The mixed crowd of mid 30’s men and women were dressed in casual play clothes, infantile sneakers, low cut denim that showed butt cracks, and visibly patterned underwear on the men. The sartorial show was vintage Angeleno: torn, ironic, silly, ersatz cool.
And there was a second sandbox, one that nobody played in, where little Linda sat alone, with a plastic shovel and pail, digging in the dirt. This was her party, or a party in her honor, yet the guests ignored her, as they networked and bullshitted about reality TV, yoga and the bad economy. I walked over to one athletic Latino man and his Asian girlfriend who were speaking to Cipriana.
“Oh, we really dig Silver Lake Cip! It’s very cool. Our whole block is friendly,” he said.
“I know Silver Lake, sort of,” Cipriana said. “Do you live near Silver Lake Cheese and Wine?”
“Exactly,” he said. “Obama Drive bisects Rowena just east of Hyperion!”
“Obama?” she asked.
“Yeah. We love him so much that our whole street got together and renamed it for the Barack Obama!”
“Oh, that is so cool!” Cipriana said.
The time moved swiftly. Cipriana motioned to Josh to light a single cupcake which was then brought over to the lone digger Linda in her sandbox.
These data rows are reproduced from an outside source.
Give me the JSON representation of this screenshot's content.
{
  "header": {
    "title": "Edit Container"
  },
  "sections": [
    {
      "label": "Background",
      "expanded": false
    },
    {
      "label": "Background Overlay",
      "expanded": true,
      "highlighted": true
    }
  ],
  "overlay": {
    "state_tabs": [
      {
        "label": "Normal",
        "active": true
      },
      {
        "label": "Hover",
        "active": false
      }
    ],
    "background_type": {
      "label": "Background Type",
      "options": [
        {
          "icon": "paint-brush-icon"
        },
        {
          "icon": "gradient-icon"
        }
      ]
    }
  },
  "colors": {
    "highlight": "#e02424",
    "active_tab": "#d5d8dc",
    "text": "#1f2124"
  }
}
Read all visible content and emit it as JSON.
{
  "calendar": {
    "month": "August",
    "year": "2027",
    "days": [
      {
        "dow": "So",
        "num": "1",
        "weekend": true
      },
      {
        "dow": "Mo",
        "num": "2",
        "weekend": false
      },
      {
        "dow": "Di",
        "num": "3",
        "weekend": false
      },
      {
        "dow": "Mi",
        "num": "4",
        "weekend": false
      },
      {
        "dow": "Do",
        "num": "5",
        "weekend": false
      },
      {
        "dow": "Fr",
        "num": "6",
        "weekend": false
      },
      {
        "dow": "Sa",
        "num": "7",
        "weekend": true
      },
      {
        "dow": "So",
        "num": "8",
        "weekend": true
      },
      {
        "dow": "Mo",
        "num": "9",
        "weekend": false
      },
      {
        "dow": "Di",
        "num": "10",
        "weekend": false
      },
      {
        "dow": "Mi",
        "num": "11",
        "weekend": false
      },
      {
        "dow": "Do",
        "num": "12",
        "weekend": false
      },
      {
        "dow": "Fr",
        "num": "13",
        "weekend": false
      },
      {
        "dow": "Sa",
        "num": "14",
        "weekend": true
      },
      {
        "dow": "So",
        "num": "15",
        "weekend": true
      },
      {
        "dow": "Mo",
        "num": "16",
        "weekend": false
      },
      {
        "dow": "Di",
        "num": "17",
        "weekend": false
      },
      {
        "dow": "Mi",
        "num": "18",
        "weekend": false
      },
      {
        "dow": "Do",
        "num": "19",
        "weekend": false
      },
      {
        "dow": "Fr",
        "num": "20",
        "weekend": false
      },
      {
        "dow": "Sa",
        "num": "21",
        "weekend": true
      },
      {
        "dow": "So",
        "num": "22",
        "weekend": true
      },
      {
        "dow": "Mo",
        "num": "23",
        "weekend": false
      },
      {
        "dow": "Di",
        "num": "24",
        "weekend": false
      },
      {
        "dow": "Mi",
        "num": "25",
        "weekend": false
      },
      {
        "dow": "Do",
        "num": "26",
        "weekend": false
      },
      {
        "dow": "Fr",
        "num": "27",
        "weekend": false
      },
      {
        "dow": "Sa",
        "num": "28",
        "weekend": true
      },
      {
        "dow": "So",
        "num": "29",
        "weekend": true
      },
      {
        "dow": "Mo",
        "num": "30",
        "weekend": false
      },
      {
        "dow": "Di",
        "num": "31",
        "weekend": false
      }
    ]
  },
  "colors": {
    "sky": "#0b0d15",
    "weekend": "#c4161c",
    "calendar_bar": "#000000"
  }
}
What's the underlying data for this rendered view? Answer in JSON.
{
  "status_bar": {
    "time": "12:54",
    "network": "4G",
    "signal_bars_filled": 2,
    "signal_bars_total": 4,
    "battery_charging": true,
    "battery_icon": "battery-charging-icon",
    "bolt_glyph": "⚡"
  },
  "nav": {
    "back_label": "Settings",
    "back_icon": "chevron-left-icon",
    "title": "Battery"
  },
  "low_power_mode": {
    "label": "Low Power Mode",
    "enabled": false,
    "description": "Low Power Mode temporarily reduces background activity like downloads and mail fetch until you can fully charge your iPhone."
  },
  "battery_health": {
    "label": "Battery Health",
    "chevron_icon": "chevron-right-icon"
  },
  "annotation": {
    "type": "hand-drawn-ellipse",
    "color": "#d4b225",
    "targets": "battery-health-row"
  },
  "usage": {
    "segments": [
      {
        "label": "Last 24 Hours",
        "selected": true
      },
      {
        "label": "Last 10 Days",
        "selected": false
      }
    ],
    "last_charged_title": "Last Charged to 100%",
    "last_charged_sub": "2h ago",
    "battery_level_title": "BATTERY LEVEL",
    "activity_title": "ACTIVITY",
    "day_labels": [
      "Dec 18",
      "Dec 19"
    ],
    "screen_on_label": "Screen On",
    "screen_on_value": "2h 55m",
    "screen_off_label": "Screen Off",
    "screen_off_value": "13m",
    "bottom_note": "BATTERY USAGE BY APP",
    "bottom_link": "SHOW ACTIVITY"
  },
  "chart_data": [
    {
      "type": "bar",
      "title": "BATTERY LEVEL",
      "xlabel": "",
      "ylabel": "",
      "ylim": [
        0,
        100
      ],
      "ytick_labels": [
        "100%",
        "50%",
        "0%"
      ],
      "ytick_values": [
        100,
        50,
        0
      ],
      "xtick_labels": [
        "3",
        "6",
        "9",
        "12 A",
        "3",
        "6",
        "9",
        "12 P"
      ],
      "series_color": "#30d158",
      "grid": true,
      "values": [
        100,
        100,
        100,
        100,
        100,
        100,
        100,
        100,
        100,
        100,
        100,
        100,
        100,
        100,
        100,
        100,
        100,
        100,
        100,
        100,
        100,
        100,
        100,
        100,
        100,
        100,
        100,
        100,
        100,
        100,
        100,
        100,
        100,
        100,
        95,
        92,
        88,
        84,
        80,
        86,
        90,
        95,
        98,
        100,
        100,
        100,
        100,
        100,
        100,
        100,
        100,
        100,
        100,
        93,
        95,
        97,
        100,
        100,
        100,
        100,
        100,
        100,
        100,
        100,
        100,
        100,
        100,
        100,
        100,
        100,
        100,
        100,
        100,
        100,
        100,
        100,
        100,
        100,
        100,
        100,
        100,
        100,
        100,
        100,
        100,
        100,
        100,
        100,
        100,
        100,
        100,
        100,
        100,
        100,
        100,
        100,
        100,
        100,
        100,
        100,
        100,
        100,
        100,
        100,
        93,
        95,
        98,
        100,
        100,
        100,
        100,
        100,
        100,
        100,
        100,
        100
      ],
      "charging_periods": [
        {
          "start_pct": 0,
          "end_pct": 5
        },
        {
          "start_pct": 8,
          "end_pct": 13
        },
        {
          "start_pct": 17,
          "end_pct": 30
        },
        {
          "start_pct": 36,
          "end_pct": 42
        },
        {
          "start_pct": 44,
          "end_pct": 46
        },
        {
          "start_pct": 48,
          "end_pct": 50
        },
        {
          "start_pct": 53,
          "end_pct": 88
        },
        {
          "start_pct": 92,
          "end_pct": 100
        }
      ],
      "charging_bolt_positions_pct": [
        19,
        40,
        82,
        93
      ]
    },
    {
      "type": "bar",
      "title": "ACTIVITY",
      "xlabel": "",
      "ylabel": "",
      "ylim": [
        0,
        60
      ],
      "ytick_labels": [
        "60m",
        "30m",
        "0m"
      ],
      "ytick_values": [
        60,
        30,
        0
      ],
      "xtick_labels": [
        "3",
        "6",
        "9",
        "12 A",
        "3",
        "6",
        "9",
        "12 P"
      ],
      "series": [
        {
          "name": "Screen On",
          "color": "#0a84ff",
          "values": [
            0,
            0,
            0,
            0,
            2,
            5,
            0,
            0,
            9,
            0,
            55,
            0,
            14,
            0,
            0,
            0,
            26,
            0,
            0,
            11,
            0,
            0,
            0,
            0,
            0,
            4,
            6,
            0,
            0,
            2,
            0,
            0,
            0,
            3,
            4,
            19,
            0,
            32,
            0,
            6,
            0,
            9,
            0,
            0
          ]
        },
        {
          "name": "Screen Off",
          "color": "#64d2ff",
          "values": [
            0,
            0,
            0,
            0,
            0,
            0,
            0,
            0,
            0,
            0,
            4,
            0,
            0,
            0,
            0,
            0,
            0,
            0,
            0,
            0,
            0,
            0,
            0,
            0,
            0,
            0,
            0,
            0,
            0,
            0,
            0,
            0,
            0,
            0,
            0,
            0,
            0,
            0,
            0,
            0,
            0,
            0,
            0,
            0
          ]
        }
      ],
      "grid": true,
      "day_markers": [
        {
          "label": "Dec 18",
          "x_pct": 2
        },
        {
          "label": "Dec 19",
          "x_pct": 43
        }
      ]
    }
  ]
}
All the adults moved, in a ritualistic way, behind the lit cupcake, and towards the child. It seemed vaguely satanic, but was full of laughter and the flip-flip-flop of the feet hitting the sand.
Happy Birthday to you.
Happy Birthday to you.
Happy Birthday, dear Linda!
Happy Birthday to you!
The sweet little girl blew out her cupcake as the nanny unpeeled the paper around it and fed the morsel into the child’s mouth.
Cipriana was already picking up the dirty paper plates and I ran up with a garbage bag to start cleaning up.
Josh stood on top of a picnic table like a street preacher. “Hi, everyone. We are so happy you came to our daughter Linda’s party. We love all of you. Unfortunately, my wife Cip has got a horrible stomach-ache that she has had since last night. So she has to go home and get rest. All of you are welcome to stay and enjoy the party!”
The crowd let out a visible moan of empathy for Cipriana’s affliction.
Josh walked over to me and put his arm on my shoulder.
“Dude, thank you so much for your help. We really appreciate it. See you tomorrow,” he said.
Cipriana waved good-bye to everyone as she visibly put her right hand on her stomach to sign in pain.
“I hope she feels better. Such a shame to leave her daughter’s birthday party early,” the Asian girl said to me.